Brynner was noted for his distinctive voice and for his shaved head, which he maintained as a personal trademark long after adopting it for his initial role in The King and I.
He was also a photographer and the author of two books. In addition to his work as a performer, Brynner was an active photographer and wrote two books.
His daughter Victoria put together Yul Brynner: Photographer a collection of his photographs of family, friends, and fellow actors, as well as those he took while serving as a UN special consultant on refugees.

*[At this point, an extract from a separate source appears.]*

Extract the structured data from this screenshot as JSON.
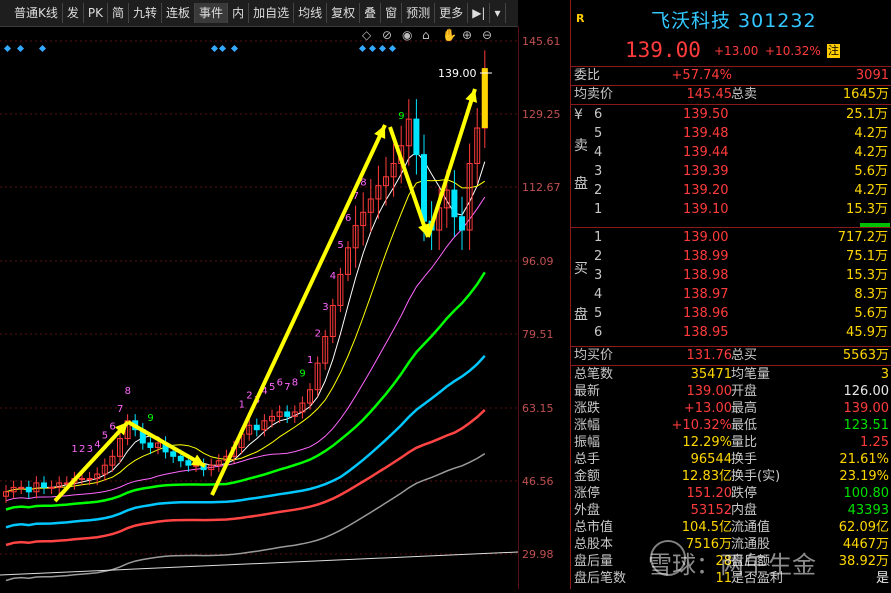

Brynner wrote Bring Forth the Children: A Journey to the Forgotten People of Europe and the Middle East (1960) with photographs by himself and Inge Morath a Magnum photographer and also The Yul Brynner Cookbook: Food Fit for the King and You (1983)
A student of music from childhood, Brynner was an accomplished guitarist and singer. In his early period in Europe he often played and sang gypsy songs in Parisian nightclubs with Aliosha Dimitrievitch.
He sang some of those same songs in the film The Brothers of Karamazov. In 1967 he and Dimitrievitch released a record album The Gypsy and I: Yul Brynner Sings Gypsy Songs.